During the baseline phase, the wearables record only the number, duration and distance of interactions, Vecchio-Pagán continued. “During the intervention phase, we may report this information back to the health care workers, or alternatively, we may program wearables to buzz and blink when someone crosses that six-foot threshold,” she said. “We can even program the lights to show the wearer, in real time, just how much they’ve been interacting with others during their shift. There are a lot of opportunities.”

Unlike the prior study, which incorporated environmental sampling and DNA sequencing to look for pathogens, this effort solely focuses on social distancing. “We’re hoping that good results here could lead to a broader study where we employ the same technology but potentially track pathogen levels through environmental sampling simultaneously,” Vecchio-Pagán said.

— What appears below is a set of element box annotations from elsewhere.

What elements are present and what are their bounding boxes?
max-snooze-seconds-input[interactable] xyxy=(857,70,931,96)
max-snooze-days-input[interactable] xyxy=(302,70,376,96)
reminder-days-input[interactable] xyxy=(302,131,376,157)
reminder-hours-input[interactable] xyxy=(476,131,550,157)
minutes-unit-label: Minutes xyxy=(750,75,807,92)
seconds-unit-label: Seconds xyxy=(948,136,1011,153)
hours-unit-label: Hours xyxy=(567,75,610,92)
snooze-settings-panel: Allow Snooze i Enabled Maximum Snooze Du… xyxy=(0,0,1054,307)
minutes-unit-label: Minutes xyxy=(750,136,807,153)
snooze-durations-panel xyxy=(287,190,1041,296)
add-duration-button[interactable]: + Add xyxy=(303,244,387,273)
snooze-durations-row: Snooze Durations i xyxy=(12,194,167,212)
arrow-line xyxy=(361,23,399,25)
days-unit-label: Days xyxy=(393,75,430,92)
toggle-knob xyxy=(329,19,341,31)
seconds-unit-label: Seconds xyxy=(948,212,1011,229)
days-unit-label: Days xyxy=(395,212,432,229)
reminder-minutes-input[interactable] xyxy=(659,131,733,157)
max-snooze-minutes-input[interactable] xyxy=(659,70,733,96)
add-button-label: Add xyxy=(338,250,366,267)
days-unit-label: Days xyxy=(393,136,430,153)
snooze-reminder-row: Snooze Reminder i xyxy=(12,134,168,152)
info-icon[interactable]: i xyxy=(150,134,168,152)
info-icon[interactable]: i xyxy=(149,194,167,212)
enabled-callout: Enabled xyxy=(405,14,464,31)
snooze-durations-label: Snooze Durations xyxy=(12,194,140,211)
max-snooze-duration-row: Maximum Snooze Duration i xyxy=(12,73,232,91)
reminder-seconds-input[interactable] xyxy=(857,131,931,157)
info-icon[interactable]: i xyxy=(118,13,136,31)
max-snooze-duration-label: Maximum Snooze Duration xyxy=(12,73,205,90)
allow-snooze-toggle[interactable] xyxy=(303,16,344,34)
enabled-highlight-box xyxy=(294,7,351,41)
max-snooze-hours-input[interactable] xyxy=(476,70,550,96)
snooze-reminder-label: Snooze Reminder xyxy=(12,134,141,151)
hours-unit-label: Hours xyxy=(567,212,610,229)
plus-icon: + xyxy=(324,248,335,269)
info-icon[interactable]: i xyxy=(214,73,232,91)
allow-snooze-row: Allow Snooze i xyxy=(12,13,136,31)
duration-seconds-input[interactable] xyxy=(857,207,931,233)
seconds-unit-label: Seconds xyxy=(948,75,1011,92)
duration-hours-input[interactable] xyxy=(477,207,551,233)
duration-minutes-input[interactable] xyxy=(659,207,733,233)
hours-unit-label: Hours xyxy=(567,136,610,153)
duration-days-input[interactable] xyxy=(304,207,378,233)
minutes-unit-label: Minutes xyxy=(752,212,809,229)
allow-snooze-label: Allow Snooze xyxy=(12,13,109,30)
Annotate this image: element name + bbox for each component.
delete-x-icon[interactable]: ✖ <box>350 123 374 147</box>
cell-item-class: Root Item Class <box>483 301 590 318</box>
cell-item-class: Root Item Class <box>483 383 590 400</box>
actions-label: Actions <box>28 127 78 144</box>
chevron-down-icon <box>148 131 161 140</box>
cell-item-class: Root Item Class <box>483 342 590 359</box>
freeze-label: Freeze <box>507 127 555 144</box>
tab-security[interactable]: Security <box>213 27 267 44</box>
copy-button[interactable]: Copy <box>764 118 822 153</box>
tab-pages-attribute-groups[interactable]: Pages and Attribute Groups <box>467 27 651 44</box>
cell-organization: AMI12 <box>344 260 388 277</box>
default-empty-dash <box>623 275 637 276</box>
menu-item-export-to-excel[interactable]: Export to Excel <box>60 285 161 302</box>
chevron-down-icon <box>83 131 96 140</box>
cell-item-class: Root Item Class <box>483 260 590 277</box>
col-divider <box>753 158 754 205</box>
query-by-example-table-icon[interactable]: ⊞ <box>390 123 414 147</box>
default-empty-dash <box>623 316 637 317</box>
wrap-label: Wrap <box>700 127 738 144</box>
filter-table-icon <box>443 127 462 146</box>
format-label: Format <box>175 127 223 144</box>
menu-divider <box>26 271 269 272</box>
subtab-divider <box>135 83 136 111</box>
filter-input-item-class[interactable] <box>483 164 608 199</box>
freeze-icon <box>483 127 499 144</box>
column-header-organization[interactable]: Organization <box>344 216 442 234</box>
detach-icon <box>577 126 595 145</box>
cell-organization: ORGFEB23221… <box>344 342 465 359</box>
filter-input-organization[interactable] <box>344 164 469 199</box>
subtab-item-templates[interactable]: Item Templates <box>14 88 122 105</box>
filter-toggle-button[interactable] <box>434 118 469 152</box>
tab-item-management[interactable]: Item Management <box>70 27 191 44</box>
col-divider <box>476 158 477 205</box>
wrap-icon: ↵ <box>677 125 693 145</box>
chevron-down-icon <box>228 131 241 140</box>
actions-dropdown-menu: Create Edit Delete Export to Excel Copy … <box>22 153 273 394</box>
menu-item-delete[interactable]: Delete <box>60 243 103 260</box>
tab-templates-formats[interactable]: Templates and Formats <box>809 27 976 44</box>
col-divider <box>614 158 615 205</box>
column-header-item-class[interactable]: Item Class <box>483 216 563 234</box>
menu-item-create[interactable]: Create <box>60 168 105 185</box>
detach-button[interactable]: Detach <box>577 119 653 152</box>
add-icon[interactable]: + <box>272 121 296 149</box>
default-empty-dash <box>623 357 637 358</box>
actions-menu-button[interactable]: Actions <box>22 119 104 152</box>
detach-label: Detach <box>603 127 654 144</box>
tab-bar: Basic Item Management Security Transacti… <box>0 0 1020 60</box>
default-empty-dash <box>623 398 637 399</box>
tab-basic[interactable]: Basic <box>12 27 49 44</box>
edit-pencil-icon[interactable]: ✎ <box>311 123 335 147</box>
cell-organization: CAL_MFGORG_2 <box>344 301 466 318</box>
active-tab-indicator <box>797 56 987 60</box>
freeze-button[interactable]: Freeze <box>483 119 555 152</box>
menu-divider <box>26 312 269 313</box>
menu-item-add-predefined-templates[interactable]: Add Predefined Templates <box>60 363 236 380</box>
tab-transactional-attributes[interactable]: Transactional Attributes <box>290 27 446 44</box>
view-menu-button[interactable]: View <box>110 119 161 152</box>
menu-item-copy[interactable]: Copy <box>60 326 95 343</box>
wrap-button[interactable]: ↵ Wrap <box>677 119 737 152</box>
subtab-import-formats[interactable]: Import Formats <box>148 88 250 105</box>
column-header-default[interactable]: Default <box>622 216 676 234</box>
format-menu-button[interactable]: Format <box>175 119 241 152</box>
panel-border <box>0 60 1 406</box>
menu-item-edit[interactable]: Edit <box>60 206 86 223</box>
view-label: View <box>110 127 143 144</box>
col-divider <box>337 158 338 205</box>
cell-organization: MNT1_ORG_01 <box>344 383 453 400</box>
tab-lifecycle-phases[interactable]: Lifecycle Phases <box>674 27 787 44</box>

While the technology is being utilized during the current pandemic, it is translatable to many other pathogens in hospital settings, such as influenza, antibiotic-resistant bacteria and other common hospital-acquired infections, she added.

This project represents some of the foundational research needed to understand and quantify transmission risk in unique environments, a critical component of APL’s Comprehensive Biological Threat Security program. The project also capitalizes on APL’s unique ability to rapidly pilot new technologies in collaboration with clinical teams at Johns Hopkins Medicine.

While being studied now in a health care setting, the technology could be helpful in understanding physical distancing and the risk of COVID transmission in workplaces, schools and other locations. Additionally, several companies are already using technology beacons to track transmission chains among their employees, indicating which employees are most likely to have had an exposure based on their exact interaction levels.

“This way employees don’t have to keep a log of work interactions, a process that is prone to human memory error,” Vecchio-Pagán said.